La première affiche du PQ que j'ai vue, après «Pauline», c'est celle du candidat Bertrand St-Arnaud. Ce n'est pas pour me vanter, mais je le connais!

Si, si, c'est un avocat criminaliste, on a à peu près le même âge, j'ai couvert certains de ses procès. Sympathique garçon que dans la vie j'appelle «Bertrand».

 

Tiens, que je me suis dit, Bertrand se présente à nouveau dans Chambly. C'était écrit en grosses lettres, d'ailleurs: «Bertrand».

Mais tous n'ont pas la chance d'avoir couvert les activités judiciaires. Ceux qui ne connaissent pas son nom de famille devront s'approcher avec une loupe de sa pancarte. Déjà qu'elle est un peu pâlotte.

Quel publicitaire a eu cette idée de génie? Tous les prénoms des candidats du PQ sont écrits en gros caractères et, en tout petit, si vous êtes à deux mètres de l'affiche, vous pourrez apercevoir leur nom de famille. C'est écrit tellement petit qu'on pourrait légalement le remplacer par un mot anglais. C'est dire.

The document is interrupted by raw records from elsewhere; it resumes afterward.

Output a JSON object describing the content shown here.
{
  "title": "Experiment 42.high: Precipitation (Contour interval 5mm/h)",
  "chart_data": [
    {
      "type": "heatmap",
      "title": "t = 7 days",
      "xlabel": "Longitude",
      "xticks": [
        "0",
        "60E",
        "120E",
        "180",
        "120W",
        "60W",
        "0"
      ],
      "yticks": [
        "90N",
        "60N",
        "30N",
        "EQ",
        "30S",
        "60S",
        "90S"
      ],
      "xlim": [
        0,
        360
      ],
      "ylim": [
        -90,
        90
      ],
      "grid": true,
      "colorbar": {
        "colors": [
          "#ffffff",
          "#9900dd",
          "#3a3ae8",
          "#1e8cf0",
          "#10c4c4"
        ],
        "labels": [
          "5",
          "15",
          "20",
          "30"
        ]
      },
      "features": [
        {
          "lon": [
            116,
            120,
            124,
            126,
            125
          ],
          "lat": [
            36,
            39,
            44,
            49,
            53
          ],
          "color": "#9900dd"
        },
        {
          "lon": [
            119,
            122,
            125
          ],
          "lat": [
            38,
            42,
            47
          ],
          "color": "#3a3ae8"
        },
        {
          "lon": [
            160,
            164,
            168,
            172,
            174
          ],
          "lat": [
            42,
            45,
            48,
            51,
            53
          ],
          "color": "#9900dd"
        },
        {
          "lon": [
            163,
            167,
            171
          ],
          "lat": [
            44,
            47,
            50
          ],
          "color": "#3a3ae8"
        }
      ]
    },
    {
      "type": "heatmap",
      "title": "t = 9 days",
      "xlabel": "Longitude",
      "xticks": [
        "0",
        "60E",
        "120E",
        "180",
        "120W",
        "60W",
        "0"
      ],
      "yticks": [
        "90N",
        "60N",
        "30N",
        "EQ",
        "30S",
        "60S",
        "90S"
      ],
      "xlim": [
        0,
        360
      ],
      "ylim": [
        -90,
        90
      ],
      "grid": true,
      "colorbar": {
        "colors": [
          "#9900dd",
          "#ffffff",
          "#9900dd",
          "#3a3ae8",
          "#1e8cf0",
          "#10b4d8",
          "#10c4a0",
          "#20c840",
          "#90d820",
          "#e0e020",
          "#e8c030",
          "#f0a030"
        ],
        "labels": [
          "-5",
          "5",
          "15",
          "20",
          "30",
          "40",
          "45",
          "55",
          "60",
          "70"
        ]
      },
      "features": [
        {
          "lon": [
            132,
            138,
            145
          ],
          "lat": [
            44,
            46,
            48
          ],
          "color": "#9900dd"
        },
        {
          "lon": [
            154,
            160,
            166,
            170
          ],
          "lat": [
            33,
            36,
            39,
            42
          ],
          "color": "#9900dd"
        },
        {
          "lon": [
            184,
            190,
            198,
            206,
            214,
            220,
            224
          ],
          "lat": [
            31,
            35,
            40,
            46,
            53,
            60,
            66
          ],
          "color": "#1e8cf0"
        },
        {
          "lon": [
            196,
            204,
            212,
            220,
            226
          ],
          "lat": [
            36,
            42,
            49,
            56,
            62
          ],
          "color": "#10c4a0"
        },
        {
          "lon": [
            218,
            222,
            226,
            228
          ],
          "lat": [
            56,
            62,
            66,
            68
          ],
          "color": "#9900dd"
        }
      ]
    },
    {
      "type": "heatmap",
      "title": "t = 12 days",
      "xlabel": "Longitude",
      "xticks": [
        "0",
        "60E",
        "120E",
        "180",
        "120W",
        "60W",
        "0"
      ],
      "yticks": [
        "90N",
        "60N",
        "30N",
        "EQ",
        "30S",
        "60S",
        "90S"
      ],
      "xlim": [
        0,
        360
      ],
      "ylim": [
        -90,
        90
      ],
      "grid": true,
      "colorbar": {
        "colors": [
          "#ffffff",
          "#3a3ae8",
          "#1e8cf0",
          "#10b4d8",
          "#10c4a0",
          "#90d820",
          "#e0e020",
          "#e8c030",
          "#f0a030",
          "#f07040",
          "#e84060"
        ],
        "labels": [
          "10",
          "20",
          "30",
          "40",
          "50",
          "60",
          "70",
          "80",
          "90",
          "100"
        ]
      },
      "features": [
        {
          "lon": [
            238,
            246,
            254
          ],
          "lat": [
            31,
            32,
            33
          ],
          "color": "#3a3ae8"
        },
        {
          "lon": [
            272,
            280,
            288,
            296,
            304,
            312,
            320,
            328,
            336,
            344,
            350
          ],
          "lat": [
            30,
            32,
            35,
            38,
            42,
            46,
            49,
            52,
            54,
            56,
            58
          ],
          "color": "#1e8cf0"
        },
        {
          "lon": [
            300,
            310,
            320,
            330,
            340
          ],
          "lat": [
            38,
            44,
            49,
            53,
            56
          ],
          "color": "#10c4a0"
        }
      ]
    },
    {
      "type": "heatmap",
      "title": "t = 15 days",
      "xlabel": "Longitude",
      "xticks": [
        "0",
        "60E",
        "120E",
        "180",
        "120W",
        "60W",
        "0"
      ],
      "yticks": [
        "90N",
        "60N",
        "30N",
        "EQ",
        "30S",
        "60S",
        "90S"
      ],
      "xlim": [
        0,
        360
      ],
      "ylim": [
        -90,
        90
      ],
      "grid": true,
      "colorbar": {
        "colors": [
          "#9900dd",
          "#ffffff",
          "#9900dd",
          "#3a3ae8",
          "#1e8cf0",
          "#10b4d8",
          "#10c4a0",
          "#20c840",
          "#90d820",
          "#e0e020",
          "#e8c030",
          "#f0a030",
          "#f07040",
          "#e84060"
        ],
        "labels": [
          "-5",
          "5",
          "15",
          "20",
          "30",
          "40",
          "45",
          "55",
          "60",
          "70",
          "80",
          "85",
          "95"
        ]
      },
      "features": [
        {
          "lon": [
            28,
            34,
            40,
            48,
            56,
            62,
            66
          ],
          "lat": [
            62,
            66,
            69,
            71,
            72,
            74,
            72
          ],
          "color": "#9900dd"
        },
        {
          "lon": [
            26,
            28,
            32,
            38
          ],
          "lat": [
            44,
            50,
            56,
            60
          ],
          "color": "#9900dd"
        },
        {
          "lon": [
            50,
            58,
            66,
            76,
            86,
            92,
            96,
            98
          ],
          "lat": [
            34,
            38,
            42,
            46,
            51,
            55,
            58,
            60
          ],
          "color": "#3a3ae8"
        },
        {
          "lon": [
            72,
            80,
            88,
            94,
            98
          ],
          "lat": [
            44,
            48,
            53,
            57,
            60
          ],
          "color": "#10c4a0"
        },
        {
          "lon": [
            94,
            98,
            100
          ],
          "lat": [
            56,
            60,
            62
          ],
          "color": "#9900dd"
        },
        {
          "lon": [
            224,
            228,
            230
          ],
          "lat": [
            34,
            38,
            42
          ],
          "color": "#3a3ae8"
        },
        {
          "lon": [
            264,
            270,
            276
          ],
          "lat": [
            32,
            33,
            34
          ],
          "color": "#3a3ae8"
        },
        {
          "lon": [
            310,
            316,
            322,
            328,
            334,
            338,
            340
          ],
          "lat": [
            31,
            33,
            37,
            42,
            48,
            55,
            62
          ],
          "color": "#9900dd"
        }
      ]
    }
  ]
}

À défaut de nous rapprocher du candidat, ça nous rapproche de son affiche.

Les publicitaires sont tellement en avance sur leur temps que c'en est vertigineux. Reste le problème de l'identification. Mario Dumont ne signe sur ses affiches que «Mario», comme s'il nous envoyait une carte. Mais depuis le temps, on le connaît. Mario, c'est Mario, n'est-ce pas?

François, par contre, ça dépend. «François», président de l'Assemblée nationale, se présente dans Abitibi-Ouest, tandis que «François», ex-ministre, se présente dans Rousseau. «François», quant à lui, se présente dans La Prairie. Et j'en passe.

On perd en individualité ce qu'on gagne en proximité.

C'est pratique, tout de même un nom de famille. Mais ça éloigne, indéniablement.

Comment conserver cette vibrante familiarité qui réchauffe le coeur de l'électeur déçu de la politique sans avoir recours au nom de famille, cette encombrante antiquité? Voilà le défi du publicitaire politique de notre siècle.

C'est vrai, tous les gens de pub vous le diront: l'électeur ne veut pas élire un législateur froid. Il veut trouver dans les élections un ami comme on en trouve dans les Jean Coutu. Il ne veut pas un technicien. Il veut un complice qui lui lance à la volée: «Hey, mon chum, viens prendre une bière, on va jaser de déséquilibre fiscal!»

T'sais veux dire?

Quoi faire, quoi faire, donc, pour demeurer proche, tout collé sur le citoyen-votant, mais en étant certain qu'il vous identifie clairement?

Je suggère pour la prochaine campagne d'utiliser un surnom sympathique autant qu'unique, qui serait le seul mot mis en évidence sur les affiches.

Un peu comme les motards, au fond, mais en évitant soigneusement les surnoms déjà pris, comme Bronco, Dum-Dum, Les Fesses, Mammouth, Pee-Wee, Marsouin, La Paille, Speady et, évidemment, le mémorable Pas Fiable.

Il faudrait opter pour un surnom plus neutre, mais qui sent bon la fraternité.

On verrait donc, en tout petit, le prénom et le nom de famille du candidat, et en très gros, son surnom. Ça donnerait «bertrand BERT st-arnaud», par exemple - ce n'est qu'un exemple et je précise que je ne suis pas assez familier avec le candidat pour connaître son surnom.

Et de loin, l'électeur ne verrait que ça: le surnom. En passant vite sur la route ne retiendrait que l'essentiel: «Votez Ti-Caye» ou «Réélisez Les Oreilles» ou «Choisissez Frisé». Les maniaques de politique pourraient toujours aller lire le nom et le prénom du candidat s'ils y tenaient absolument.

Et en voyant le candidat passer dans la rue, spontanément l'électeur se sentirait comme en famille. Et il lui crierait: Hey, Ti-Caye, c'est quoi ton nom, déjà?

Non, mais ce serait-tu pas sympathique rien qu'un peu, mesdames et messieurs?

Et tout cela nous réconcilierait durablement avec le monde politique, qu'on sentirait enfin tout près, tout près, tout près de nous.